Der größte europäische Mittelstandsverband erbittet von der EU-Kommission Garantien zum Erhalt von Corona-Hilfen. Mindestens 50 Milliarden Euro aus dem Recovery Fund müssten auch wirklich an den Mittelstand gehen. "Es darf nicht sein, dass Großunternehmen ihre strukturellen Schwierigkeiten, die schon vor der Corona-Krise bestanden, mit staatlichen Mitteln zur Bewältigung eben dieser Krise lösen", so der Verband.
22.05.2020 12:32
Lesezeit: 3 min
Corona-Hilfen: Mittelstand fordert Garantien von der EU-Kommission
Ursula von der Leyen, Präsidentin der Europäischen Kommission, spricht während einer Pressekonferenz. (Foto: dpa) Foto: Etienne Ansotte

35 nationale Mittelstandsverbände haben vor wenigen Tagen einen Brief an EU-Kommissionspräsidentin Ursula von der Leyen gerichtet. Die Mehrzahl der Verbände gehört dem Mittelstandsdachverband European Entrepreneurs (CEA-PME) mit Sitz in Brüssel an, dessen Präsident Mario Ohoven ist.

In dem Brief, der exklusiv den Deutschen Wirtschaftsnachrichten vorliegt, machen die Verbände auf fehlende Auflagen für die EIB Kreditgarantien und SURE Mittel aufmerksam. Auflagen würden garantieren, dass die Mittel auch wirklich bei Kleinen- und Mittelständischen Unternehmen (KMU) und Selbstständigen ankommen. Die Mittelständler bitten von der Leyen, dass mindestens 50 Milliarden Euro aus dem Recovery Fund auch wirklich an den europäischen Mittelstand und nicht an die Großindustrie gehen. Kritik wird an Großunternehmen geübt:

"Sehr geehrte Frau Präsidentin,

Zuvorderst möchten wir der gesamten EU-Kommission unsere Anerkennung und unseren Dank aussprechen für die weitreichenden Bemühungen, die Sie und Ihre Kollegen unternommen haben, und die in vielen Punkten unseren Forderungen zur Bewältigung der Corona-Krise entgegengekommen sind. So begrüßen wir ausdrücklich die neuen Leitlinien zur Wiedereröffnung des Binnenmarktes und der Grenzen, um dieses Jahr eine für viele Mitgliedsländer ungemein wichtige Tourismussaison zumindest partiell zu ermöglichen. Damit wird in den betroffenen Regionen das wirtschaftlich Schlimmste verhindert.

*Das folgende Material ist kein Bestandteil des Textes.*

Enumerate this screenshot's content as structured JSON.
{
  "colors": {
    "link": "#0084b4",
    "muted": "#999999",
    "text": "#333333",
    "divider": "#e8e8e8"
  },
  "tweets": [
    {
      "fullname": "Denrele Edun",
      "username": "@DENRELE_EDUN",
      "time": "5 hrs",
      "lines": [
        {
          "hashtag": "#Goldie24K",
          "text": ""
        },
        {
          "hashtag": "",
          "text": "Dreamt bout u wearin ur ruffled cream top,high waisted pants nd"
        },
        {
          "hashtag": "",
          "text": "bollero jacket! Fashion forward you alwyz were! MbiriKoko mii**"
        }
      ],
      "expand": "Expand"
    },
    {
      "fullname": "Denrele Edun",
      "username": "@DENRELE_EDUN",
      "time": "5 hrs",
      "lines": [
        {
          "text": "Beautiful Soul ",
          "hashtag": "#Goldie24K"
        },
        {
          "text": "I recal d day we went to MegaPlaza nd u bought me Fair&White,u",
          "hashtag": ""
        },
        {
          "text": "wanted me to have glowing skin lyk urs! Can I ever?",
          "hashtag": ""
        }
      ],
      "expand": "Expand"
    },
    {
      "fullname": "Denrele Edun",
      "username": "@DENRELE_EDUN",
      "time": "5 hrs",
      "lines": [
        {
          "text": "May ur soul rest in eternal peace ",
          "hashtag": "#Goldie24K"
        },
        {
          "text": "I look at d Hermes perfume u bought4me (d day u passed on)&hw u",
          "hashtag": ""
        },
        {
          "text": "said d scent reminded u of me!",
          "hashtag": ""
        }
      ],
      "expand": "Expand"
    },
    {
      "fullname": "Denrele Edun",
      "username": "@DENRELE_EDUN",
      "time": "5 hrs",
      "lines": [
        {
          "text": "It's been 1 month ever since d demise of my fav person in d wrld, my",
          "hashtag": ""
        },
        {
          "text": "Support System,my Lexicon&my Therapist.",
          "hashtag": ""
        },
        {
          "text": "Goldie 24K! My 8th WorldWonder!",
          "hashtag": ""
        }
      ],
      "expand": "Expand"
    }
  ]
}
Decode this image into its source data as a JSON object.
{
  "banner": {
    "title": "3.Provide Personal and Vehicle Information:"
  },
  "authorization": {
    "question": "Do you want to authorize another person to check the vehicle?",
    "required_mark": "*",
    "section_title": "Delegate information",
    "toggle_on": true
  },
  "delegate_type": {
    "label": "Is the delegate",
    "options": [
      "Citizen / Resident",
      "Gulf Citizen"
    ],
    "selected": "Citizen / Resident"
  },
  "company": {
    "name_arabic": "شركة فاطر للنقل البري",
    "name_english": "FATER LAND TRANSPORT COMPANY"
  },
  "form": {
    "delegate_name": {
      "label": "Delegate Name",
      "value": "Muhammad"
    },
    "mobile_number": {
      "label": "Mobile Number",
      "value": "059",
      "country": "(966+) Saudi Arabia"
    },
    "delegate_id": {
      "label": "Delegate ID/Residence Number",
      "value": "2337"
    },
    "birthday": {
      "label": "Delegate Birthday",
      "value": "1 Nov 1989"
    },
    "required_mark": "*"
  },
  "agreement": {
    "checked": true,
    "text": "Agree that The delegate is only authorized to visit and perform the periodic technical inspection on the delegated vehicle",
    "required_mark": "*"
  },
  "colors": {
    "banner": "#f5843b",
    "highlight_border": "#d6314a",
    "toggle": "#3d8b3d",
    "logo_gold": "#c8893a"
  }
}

Dennoch sehen wir bislang kaum Fortschritte bei zwei entscheidenden Punkten:

1. Noch sind mit den EIB Kreditgarantien und den SURE Mitteln keine Auflagen verbunden worden, die garantieren, dass diese Mittel auch wirklich den Selbstständigen und den kleinsten Unternehmen zugutekommen. Immer noch zögern Banken, den kleinsten Unternehmen Notkredite zu geben, erheben skandalöse Zinssätze und fordern zusätzliche Garantien – und das obwohl sie Zugang zu EIB- Garantien haben, die sogar eine hundertprozentige Absicherung ermöglichen.

Darüber hinaus unterstreichen wir nochmals, dass SURE den Selbstständigen nur helfen wird, wenn die Mitgliedsstaaten die „normalen Kriterien“ für den Anspruch auf Kurzarbeiter- oder Arbeitslosengeld im Falle von Selbstständigen aussetzen. Wir verbinden damit die Bitte an Sie, entsprechende Auflagen bei der Vergabe der EIB-Garantien sowie die SURE-Mittel durchzusetzen. Im Ergebnis müssen mindestens 20 Prozent der EU-Mittel bzw. -Garantien zuerst und besonders die kleinsten Unternehmen und Selbstständigen sofort und unbürokratisch erreichen.

2. Als europäischer Mittelstand hegen wir unverändert die Erwartung eines großen KMU- Konjunkturprogramms. Hierdurch kann den am stärksten betroffenen – nach unserer Schätzung mindestens fünf Millionen – kleinen und mittleren Unternehmen jetzt eine zweite Chance geboten und ein Neuaufstellen nach der Krise ermöglicht werden, bevor sie Insolvenz anmelden müssen. Eine Insolvenzrate von 20 Prozent und mehr kann sich Europa nicht leisten, weder wirtschaftlich noch politisch.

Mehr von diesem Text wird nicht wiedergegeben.